Es en esta Iglesia reunida donde se produce algo extraordinario: el Señor está presente en medio de ellos. No se trata de una presencia mágica, o de un fantasma, sino de una presencia nueva, real y sacramental. Es la presencia del Resucitado. Es aquí cuando la Iglesia se constituye como tal.
Es en la comunidad que se reúne a celebrar la Eucaristía donde se da esa nueva presencia del Señor, la que es total y plena. Es ahí donde el Señor derrama el primer fruto de la Resurrección: su paz y su perdón. Y no solo eso, también dona ahí su Espíritu. Volviendo a la historia, fue entonces cuando los discípulos, llenos de alegría, empapados de ese Espíritu, salieron al mundo con fuerzas nuevas y sin miedo, para llevar a todos la nueva alegría del Evangelio.
Tomás se perdió todo esto. No estaba la tarde de aquel domingo con los demás apóstoles cuando estos estuvieron con el Cristo Resucitado. Es cierto que hay muchas formas de encontrarse con el Señor, pero los cristianos tenemos una forma muy especial y muy propia: es al partir el pan de la Eucaristía cuando el Resucitado está en medio nuestro. De ahí la importancia que la Iglesia le ha dado siempre a la celebración de la misa dominical. No es la única forma de encontrarse con Dios; sin embargo, es ahí donde nos encontramos con el Resucitado. Es la nueva presencia, la más grande.
Tomás comprendió esto, y al domingo siguiente no faltó.
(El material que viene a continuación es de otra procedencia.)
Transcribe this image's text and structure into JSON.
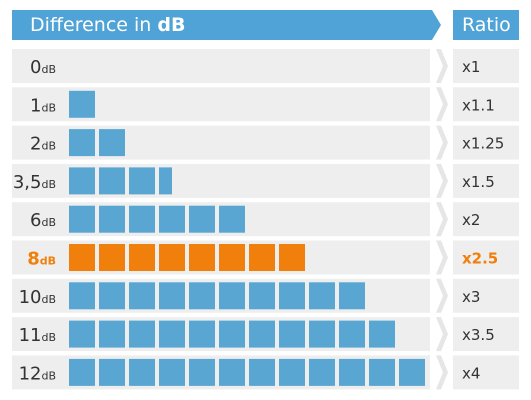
{
  "header": {
    "title_prefix": "Difference in ",
    "title_unit": "dB",
    "ratio_label": "Ratio"
  },
  "colors": {
    "header_bg": "#4fa3d6",
    "row_bg": "#eeeeee",
    "square": "#5aa6d3",
    "highlight": "#f07f0b",
    "text": "#333333",
    "arrow_bg": "#e6e6e6"
  },
  "chart_data": {
    "type": "bar",
    "title": "Difference in dB",
    "rows": [
      {
        "label": "0",
        "unit": "dB",
        "squares": 0,
        "ratio": "x1",
        "highlight": false
      },
      {
        "label": "1",
        "unit": "dB",
        "squares": 1,
        "ratio": "x1.1",
        "highlight": false
      },
      {
        "label": "2",
        "unit": "dB",
        "squares": 2,
        "ratio": "x1.25",
        "highlight": false
      },
      {
        "label": "3,5",
        "unit": "dB",
        "squares": 3.5,
        "ratio": "x1.5",
        "highlight": false
      },
      {
        "label": "6",
        "unit": "dB",
        "squares": 6,
        "ratio": "x2",
        "highlight": false
      },
      {
        "label": "8",
        "unit": "dB",
        "squares": 8,
        "ratio": "x2.5",
        "highlight": true
      },
      {
        "label": "10",
        "unit": "dB",
        "squares": 10,
        "ratio": "x3",
        "highlight": false
      },
      {
        "label": "11",
        "unit": "dB",
        "squares": 11,
        "ratio": "x3.5",
        "highlight": false
      },
      {
        "label": "12",
        "unit": "dB",
        "squares": 12,
        "ratio": "x4",
        "highlight": false
      }
    ]
  }
}
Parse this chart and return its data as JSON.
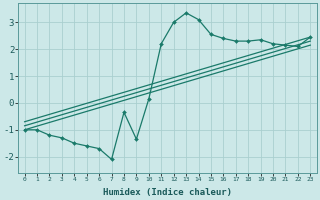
{
  "xlabel": "Humidex (Indice chaleur)",
  "bg_color": "#cce8e8",
  "grid_color": "#aacfcf",
  "line_color": "#1a7a6a",
  "curve_x": [
    0,
    1,
    2,
    3,
    4,
    5,
    6,
    7,
    8,
    9,
    10,
    11,
    12,
    13,
    14,
    15,
    16,
    17,
    18,
    19,
    20,
    21,
    22,
    23
  ],
  "curve_y": [
    -1.0,
    -1.0,
    -1.2,
    -1.3,
    -1.5,
    -1.6,
    -1.7,
    -2.1,
    -0.35,
    -1.35,
    0.15,
    2.2,
    3.0,
    3.35,
    3.1,
    2.55,
    2.4,
    2.3,
    2.3,
    2.35,
    2.2,
    2.15,
    2.1,
    2.45
  ],
  "line1_x": [
    0,
    23
  ],
  "line1_y": [
    -1.0,
    2.15
  ],
  "line2_x": [
    0,
    23
  ],
  "line2_y": [
    -0.85,
    2.3
  ],
  "line3_x": [
    0,
    23
  ],
  "line3_y": [
    -0.7,
    2.45
  ],
  "xlim": [
    -0.5,
    23.5
  ],
  "ylim": [
    -2.6,
    3.7
  ],
  "xticks": [
    0,
    1,
    2,
    3,
    4,
    5,
    6,
    7,
    8,
    9,
    10,
    11,
    12,
    13,
    14,
    15,
    16,
    17,
    18,
    19,
    20,
    21,
    22,
    23
  ],
  "yticks": [
    -2,
    -1,
    0,
    1,
    2,
    3
  ]
}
Tomás nos representa a todos. A él, al igual que al resto de los apóstoles y a todos nosotros, le costó creer en la Resurrección. Seguramente se llenó de las mismas preguntas que nos hacemos nosotros hoy. Si pudiéramos, pondríamos a toda la ciencia, la historia, la arqueología, para que nos ayudasen a certificar y comprender la Resurrección. Tomás, como nosotros, requiere de ver para creer.
Pero no es este tipo de conocimiento el que nos hace creer.
El camino a recorrer es el de la fe que brota del encuentro con el Señor. Y ese Señor se nos revela en el encuentro comunitario y en el servicio al más necesitado.
Es en la Iglesia que se reúne como comunidad a celebrar la Eucaristía donde el Resucitado se hace presente y renueva nuestra fuerza para salir al mundo y llenarlo de esa vida nueva. Ojalá no perdamos esta oportunidad.
“‘Porque me has visto, has creído', le dijo Jesús (a Tomás); ‘dichosos los que no han visto y sin embargo creen'”.